Dalam beberapa sumber dikatakan bahwa ada jenis keempat dari gerhana matahari,
yaitu yang disebut dengan gerhana hibrid, atau disebut juga gerhana
anular-total. Artinya gerhana yang dari suatu tempat di muka bumi terlihat
sebagai gerhana total, sementara pada tempat lain terlihat sebagai gerhana
cincin. Gerhana matahari setidaknya dapat terjadi dua kali setahun dan
sebanyak-banyaknya bisa mencapai lima kali. Hanya saja sebagian gerhana
matahari itu mungkin cuma merupakan gerhana sebagian karena umbra bulan tidak
mengenai bumi, melainkan meleset ke sebelah atas kutub utara bumi atau ke
sebelah bawah kutub selatan. Atau bisa juga umbra tidak sampai ke bumi dan yang
mencapai permukaan bumi hanyalah antumbra yang menyebabkan gerhana cincin.[6]
Bagi para sejarawan rekaman peristiwa
gerhana menjadi suatu dokumen penting. Hal itu berguna untuk mengetahui tanggal
suatu peristiwa atau kejadian penting di sekitar peristiwa gerhana itu.
Misalnya dalam sejarah Islam dan Hadits, peristiwa gerhana zaman Nabi saw
direkam dalam riwayat hadits dan tarikh. Terkait dengan peristiwa itu adalah
kematian putera Rasulullah saw yaitu Ibrahim. Dengan mengetahui peristiwa
gerhana dapat ditentukan secara pasti tanggal wafatnya putera beliau itu
sekaligus dapat dilakukan koreksi atau konfirmasi terhadap berbagai laporan
riwayat tentang tanggal wafatnya Ibrahim tersebut.[7]
Hadits-hadits tentang ru’yah, dan juga
hadits kuraib termasuk hadits yang dibahas pada bukunya, keduanya berkaitan
dengan tema penentuan awal mula bulan Qamariyah.

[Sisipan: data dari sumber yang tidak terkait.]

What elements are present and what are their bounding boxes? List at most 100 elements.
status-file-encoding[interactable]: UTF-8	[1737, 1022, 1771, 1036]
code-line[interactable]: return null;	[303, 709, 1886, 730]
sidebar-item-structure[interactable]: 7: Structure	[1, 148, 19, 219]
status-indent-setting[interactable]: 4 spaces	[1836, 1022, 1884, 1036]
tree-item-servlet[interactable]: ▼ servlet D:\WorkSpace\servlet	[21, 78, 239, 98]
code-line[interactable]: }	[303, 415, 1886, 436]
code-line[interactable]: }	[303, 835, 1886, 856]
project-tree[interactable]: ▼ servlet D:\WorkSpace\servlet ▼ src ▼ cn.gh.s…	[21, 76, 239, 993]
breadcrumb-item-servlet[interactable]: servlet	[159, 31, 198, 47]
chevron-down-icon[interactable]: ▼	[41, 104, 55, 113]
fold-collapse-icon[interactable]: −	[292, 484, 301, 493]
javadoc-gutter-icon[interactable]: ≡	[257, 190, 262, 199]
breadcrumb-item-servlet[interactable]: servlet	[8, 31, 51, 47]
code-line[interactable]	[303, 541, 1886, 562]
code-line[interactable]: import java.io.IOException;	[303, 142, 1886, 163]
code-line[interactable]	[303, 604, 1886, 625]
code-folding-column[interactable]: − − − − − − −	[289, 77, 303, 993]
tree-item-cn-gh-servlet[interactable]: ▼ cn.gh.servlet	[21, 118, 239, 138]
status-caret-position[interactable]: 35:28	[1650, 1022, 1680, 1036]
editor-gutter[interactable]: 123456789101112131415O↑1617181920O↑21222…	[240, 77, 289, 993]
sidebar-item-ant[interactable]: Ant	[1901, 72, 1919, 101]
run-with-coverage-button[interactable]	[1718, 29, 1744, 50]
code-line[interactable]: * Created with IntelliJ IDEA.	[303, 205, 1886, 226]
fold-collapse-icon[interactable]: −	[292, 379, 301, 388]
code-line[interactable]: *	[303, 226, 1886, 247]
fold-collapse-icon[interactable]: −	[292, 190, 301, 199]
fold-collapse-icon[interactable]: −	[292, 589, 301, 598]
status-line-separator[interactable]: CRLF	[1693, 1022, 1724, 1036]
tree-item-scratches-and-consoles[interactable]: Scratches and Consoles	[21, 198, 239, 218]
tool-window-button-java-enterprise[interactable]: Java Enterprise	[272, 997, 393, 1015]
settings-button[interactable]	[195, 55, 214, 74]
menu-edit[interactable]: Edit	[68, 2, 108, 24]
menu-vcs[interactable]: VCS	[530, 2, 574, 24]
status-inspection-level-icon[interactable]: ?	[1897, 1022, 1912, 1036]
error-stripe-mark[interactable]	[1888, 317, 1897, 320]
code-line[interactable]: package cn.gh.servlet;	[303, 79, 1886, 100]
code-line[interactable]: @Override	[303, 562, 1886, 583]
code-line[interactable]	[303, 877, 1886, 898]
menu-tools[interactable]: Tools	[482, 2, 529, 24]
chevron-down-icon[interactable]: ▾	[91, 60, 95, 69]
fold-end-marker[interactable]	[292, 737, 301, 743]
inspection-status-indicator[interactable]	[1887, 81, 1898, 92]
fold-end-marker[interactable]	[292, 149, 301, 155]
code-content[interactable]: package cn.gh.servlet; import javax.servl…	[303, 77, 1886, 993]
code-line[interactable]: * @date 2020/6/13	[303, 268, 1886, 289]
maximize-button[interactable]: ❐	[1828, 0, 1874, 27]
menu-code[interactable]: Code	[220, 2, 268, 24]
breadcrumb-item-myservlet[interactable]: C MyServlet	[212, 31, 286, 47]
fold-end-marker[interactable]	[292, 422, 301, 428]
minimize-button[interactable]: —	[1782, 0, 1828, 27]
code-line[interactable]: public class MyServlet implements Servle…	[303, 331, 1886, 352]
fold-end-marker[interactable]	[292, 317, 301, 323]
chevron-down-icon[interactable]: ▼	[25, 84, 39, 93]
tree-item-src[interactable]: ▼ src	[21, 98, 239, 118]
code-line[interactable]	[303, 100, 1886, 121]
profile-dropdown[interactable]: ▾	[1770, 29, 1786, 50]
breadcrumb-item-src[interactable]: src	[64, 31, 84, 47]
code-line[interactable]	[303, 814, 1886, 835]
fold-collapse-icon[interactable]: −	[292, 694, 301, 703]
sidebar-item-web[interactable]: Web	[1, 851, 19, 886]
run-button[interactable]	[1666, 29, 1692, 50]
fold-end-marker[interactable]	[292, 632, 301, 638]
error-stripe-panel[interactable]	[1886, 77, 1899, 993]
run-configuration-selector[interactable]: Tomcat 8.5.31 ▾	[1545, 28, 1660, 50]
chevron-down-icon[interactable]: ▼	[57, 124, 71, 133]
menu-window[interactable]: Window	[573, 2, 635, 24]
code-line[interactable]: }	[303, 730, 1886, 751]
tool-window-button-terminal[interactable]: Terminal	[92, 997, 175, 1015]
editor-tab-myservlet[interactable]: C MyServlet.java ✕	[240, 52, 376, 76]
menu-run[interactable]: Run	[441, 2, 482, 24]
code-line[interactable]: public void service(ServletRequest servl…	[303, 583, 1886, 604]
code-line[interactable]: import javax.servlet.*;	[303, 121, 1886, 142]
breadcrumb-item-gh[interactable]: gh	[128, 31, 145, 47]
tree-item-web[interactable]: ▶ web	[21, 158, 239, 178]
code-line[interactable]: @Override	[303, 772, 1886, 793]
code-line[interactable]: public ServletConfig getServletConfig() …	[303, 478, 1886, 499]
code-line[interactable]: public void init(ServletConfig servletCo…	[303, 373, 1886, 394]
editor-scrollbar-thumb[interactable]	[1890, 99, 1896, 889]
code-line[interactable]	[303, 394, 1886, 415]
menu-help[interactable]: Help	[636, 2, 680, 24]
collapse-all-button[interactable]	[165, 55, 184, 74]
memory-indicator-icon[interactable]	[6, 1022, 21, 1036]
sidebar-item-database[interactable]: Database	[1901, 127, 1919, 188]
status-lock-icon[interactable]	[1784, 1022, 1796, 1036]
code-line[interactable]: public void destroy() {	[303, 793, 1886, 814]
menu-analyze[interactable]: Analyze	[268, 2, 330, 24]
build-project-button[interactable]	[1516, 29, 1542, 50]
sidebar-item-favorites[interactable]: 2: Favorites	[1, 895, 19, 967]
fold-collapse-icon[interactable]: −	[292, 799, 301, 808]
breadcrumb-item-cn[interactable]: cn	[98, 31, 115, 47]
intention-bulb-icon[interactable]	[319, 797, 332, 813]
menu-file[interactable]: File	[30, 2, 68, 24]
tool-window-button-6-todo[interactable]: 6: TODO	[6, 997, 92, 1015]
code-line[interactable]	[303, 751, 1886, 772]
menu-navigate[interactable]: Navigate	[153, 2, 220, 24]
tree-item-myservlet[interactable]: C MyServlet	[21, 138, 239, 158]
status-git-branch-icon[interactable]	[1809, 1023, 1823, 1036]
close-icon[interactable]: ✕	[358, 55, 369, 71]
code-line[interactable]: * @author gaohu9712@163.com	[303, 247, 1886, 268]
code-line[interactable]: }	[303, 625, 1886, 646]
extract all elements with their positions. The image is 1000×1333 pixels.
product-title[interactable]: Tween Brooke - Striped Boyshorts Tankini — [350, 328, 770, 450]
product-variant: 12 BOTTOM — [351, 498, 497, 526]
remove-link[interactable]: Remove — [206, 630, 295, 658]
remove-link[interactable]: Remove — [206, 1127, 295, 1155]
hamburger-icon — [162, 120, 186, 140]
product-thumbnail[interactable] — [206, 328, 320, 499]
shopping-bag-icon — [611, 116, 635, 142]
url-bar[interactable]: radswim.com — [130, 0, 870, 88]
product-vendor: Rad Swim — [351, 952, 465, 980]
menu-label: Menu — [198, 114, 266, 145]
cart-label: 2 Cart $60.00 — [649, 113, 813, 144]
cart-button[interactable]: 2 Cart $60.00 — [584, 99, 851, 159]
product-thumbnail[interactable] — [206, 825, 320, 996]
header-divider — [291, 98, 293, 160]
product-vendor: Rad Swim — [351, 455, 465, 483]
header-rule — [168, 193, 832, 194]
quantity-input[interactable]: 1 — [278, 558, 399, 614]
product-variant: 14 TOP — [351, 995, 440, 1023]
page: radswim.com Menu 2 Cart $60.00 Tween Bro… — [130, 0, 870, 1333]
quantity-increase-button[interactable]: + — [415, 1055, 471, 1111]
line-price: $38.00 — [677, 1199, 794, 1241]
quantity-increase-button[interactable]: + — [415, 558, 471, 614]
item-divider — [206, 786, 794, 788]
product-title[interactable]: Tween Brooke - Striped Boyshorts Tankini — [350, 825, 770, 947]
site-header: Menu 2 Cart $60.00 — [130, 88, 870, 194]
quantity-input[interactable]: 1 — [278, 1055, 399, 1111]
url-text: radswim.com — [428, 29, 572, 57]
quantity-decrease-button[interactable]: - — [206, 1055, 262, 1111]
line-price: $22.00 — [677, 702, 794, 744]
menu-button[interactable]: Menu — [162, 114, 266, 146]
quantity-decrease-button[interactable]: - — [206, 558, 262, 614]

Menariknya beliau membahas hal
tersebut dari sisi ilmu hadits (termasuk analisis sanad dan status haditsnya)
lalu membahasnya dari sisi fiqih yang juga nantinya membahas dari sisi
astronomi. Termasuk dari bahasan astronomi yang beliau lakukan adalah beliau
membahas perhitungan prediksi kapan peristiwa itu berlangsung. Dengan cara yang
serupa, beliau juga membahas tentang hadits-hadits ‘id, hadits haji wada’ dan
hadits gerhana.
Dan bagusnya lagi sebelum membahas
tema-tema tersebut, beliau membuat suatu bab tersendiri tentang dasar pijakan
teoritis, yang bisa dijadikan pengantar sebelum membahas bagian inti. Pada bab
tersebut, terdapat sekitar 50 halaman dalam membahas seputar ilmu hadits
seperti kriteria hadits shahih dari sisi sanad dan matan, dan beberapa jenis
hadits yang lain (mursal dan syaz). Juga terdapat belasan halaman tentang hal
yang berkaitan astronomi seperti kriteria visibilitas hilal dan gerhana.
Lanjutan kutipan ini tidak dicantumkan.